Ingo Ball: Green Biorefineries in Europe
Ingo Ball (WIP, Germany) presented green biorefineries in Europe
The next presentation was given by Ingo Ball, who is a project manager in the unit Bioenergy & Bioeconomy at WIP Renewable Energies and was about Green Biorefineries in Europe.
First Mr Ball showed how a green biorefinery (GBR) is classified within the classification system of IEA Bioenergy Task 42. In general, a green biorefinery processes fresh wet biomass, such as grass, clover, alfalfa or immature cereals. First processing of wet biomass involves dewatering (e.g. screw press) to obtain two separate intermediates, a nutrient-rich organic solution (press juice) and a fibre-rich lignocellulosic press cake. Both intermediates are starting points for various valorization pathways.
The organic solution (press juice) contains valuable compounds, such as carbohydrates, proteins, free amino acids, organic acids, minerals, hormones and enzymes depending on the used feedstock (fresh biomass or silage). Silage juice has already been demonstrated as feedstock for bio-chemicals and fuels production. Lactic acid and its derivatives as well as proteins, amino acids, bioethanol and energy via AD are the most favorable end-products.
The press cake fibres can be used as green feed pellets, processed to fibre products (e.g. bio composites or insulation material) or used as raw material for other platforms (e.g. C6 and C5, syngas and lignin).

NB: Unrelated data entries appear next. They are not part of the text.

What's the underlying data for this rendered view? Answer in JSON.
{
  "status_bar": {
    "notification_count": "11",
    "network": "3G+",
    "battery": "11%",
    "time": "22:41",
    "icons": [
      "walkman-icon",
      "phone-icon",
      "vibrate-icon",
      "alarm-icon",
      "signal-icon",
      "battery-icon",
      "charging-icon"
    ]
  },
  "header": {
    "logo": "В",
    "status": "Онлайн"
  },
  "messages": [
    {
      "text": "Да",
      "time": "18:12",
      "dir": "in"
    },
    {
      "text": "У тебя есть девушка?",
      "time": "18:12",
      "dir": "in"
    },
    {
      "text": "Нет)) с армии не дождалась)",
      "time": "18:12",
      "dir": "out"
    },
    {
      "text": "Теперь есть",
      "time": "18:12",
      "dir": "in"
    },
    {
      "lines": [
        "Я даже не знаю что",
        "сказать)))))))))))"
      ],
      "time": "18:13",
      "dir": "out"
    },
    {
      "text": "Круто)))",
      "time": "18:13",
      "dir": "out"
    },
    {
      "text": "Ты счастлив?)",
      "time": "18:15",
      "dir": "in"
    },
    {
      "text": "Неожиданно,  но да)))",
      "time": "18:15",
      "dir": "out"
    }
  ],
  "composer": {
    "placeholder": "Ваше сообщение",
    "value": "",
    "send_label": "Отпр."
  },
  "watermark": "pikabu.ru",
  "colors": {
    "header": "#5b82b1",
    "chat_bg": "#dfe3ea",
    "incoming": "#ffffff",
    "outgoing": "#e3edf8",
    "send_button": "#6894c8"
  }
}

In the biorefinery context, the concept of a green biorefinery makes it a product driven biorefinery.
Mr Ball then considered the composition of grass and gave an overview about the basic processes that happen, once the grass is cut.
Mr Ball showed then the existing green biorefinery approaches in Europe and stated that most of the companies in that sector are new on the market, so the long-term success needs to be proven first. The concepts presented included the technical approaches and available mass balances of Biowert (Germany, production of bio composites and insulation material), NewFoss (the Netherlands, grass fibres for paper production), Grassa (the Netherlands, protein production) and Biofabrik (production of fertilizer and amino acids).
As an orientation help for decision making, then the so-called value pyramid was presented which basically says that energy has the lowest value per mass input and nutrition and health & lifestyle products the highest.
Concluding, Mr Ball presented an outlook about green biorefinery research in Europe. At the moment, in Denmark the most activity can be detected. Yet also in the Netherlands, in Germany and in Finland research on the topic of green biorefineries is still ongoing. The last slides showed a green biorefinery concept of Aarhus University in Denmark, which might be the next operating green biorefinery in Europe.